Le camp de Chtchoutchi était l’un des rares, si ce n’est le seul, camp à avoir obtenu l’autorisation de planter une allée de sapins dans la zone. Ayant purgé une partie de sa peine sur ce site, I. D. Marmanov nous raconte l’histoire du camp et de sa métamorphose.


Ivan Dmitrievitch Marmanov, ancien prisonnier sur le projet 501 ayant vécu dans le camp de Chtchoutchi


L’ingénieur et constructeur de ponts Vadim Ossipovitch Boutoussov eut l'idée de planter une allée de conifères dans le camp. Il expliqua aux détenus l’intérêt de son projet avec optimisme. « Dans quelques années, nous serons tous en liberté et les trains de voyageurs « Moscou – Igarka » circuleront sur notre voie de chemin de fer. Des flux entiers de touristes brûleront d’envie d'atteindre l'Ob, le Ienisseï, de se rendre dans les parcs nationaux subpolaires, de parler avec les minorités autochtones du Nord, de pêcher dans les innombrables cours d’eau et lacs du Grand Nord, de se promener sur des traîneaux tirés par des rennes ou des chiens, d'admirer les aurores boréales, de se prendre en photo sur le Cercle Polaire, aux différents endroits où la voie ferroviaire que nous avons construite le coupera. »

La direction du camp n'a pas tout de suite autorisé la plantation d’une allée d’arbres, invoquant les règles de sécurité et de surveillances.
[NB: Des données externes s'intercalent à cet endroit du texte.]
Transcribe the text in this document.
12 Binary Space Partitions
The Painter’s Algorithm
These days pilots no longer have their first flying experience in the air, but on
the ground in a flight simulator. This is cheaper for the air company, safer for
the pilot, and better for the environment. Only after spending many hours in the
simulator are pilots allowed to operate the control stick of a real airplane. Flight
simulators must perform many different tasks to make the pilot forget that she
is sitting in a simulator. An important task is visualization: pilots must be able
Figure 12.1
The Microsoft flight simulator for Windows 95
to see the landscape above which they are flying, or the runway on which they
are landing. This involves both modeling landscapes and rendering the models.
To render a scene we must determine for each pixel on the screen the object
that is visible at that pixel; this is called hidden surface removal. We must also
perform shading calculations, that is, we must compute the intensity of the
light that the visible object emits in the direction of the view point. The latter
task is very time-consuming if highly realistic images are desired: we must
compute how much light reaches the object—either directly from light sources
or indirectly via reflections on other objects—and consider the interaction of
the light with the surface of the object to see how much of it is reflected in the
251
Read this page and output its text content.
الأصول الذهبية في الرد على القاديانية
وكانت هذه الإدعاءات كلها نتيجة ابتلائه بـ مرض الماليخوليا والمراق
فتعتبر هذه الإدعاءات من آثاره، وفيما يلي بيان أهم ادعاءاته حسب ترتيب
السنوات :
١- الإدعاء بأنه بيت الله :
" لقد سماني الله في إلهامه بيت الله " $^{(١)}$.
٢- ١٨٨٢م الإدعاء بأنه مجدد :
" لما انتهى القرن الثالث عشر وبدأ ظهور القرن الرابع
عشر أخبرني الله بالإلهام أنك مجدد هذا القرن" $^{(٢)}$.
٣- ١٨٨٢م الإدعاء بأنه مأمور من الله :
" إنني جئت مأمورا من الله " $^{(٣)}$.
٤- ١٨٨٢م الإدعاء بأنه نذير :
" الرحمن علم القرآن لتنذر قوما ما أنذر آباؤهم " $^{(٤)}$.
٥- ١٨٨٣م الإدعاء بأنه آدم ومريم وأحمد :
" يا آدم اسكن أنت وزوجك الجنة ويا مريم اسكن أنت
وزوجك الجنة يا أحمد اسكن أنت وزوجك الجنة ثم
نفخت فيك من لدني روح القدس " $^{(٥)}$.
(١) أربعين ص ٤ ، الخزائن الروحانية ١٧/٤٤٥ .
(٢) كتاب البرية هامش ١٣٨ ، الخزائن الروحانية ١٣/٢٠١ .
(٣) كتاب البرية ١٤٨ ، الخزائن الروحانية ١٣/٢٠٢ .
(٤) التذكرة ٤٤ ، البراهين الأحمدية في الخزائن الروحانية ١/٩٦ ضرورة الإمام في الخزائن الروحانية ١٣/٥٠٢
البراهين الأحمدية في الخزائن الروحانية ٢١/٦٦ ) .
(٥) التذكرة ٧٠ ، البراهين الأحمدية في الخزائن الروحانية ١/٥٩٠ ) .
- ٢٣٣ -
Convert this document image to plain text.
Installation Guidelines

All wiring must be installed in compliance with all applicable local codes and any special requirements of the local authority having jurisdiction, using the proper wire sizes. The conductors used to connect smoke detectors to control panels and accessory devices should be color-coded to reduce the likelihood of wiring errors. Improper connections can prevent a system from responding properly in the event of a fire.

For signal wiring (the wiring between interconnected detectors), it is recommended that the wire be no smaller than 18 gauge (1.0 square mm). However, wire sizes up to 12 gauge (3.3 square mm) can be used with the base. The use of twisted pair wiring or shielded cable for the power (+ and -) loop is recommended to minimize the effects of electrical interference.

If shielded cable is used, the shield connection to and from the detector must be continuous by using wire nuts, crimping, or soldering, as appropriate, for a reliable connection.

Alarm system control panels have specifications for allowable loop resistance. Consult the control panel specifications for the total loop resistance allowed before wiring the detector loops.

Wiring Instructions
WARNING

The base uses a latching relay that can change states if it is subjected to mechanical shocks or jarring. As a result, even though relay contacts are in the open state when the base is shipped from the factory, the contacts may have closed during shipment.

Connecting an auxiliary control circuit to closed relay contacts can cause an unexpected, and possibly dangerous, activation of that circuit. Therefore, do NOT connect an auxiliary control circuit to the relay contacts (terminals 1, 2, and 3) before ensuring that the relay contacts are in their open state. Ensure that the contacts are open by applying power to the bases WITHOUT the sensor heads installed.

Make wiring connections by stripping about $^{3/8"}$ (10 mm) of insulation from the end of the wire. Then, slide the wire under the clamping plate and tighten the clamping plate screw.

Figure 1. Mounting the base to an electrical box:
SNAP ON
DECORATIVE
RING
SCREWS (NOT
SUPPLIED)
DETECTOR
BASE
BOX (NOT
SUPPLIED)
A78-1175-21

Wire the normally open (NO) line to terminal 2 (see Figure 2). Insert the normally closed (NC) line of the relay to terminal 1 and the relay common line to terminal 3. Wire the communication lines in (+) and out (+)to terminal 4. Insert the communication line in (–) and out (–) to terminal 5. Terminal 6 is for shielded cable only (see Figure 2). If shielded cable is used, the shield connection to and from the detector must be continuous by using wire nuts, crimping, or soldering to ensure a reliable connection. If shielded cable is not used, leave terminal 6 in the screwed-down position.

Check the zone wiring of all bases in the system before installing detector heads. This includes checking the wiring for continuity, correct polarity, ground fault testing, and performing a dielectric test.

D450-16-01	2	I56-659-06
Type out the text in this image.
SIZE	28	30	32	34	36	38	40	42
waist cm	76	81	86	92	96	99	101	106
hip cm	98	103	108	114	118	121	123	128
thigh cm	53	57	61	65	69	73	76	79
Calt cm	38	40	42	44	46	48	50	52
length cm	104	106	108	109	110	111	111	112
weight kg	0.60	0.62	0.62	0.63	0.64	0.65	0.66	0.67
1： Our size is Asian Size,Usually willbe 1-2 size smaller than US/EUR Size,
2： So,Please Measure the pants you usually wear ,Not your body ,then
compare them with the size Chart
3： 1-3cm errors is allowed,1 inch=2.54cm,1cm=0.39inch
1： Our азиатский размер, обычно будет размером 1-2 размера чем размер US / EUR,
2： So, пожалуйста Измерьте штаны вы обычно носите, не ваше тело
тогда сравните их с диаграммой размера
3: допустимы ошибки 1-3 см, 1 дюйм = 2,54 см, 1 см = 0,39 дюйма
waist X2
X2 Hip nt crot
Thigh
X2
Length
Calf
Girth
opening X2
Des arbres dans la zone empêcheraient, en particulier la nuit, les gardes des miradors de différencier une personne d’un arbre.

Lorsque le chef du camp et le délégué opérationnel examinèrent l’esquisse de l'aménagement du site réalisée par Vadim Ossipovitch, ils furent saisis par l’envie de mettre en œuvre cette idée aussi vite que possible. Ils ont particulièrement apprécié le projet d’une voie centrale allant de l’entrée du réfectoire, qui se trouvait tout au fond de la zone. On prévoyait une avenue de [huitante] mètres de long, dont la part praticable, exécutée en bois, serait de six mètres de large. « L’avenue sera en pavé de bois, disait Boutoussov, elle nous épargnera la saleté amenée par les chevaux en été lorsqu'ils apportent des produits au réfectoire. Elle servira également de plateforme pour les appels. L’avenue sera bordée de canaux de drainage formés par des petits talus, le long desquels l’on plantera des conifères. Devant chaque baraque, chaque bâtiment seront construits de petits ponts en voûte ajourés, ornés de balustrades. Quand, par temps pluvieux, l'eau coulera dans les canaux, on y verra un petit bout de Venise. Cette impression sera renforcée par les nombreux petits ponts voûtés permettant de traverser les canaux. »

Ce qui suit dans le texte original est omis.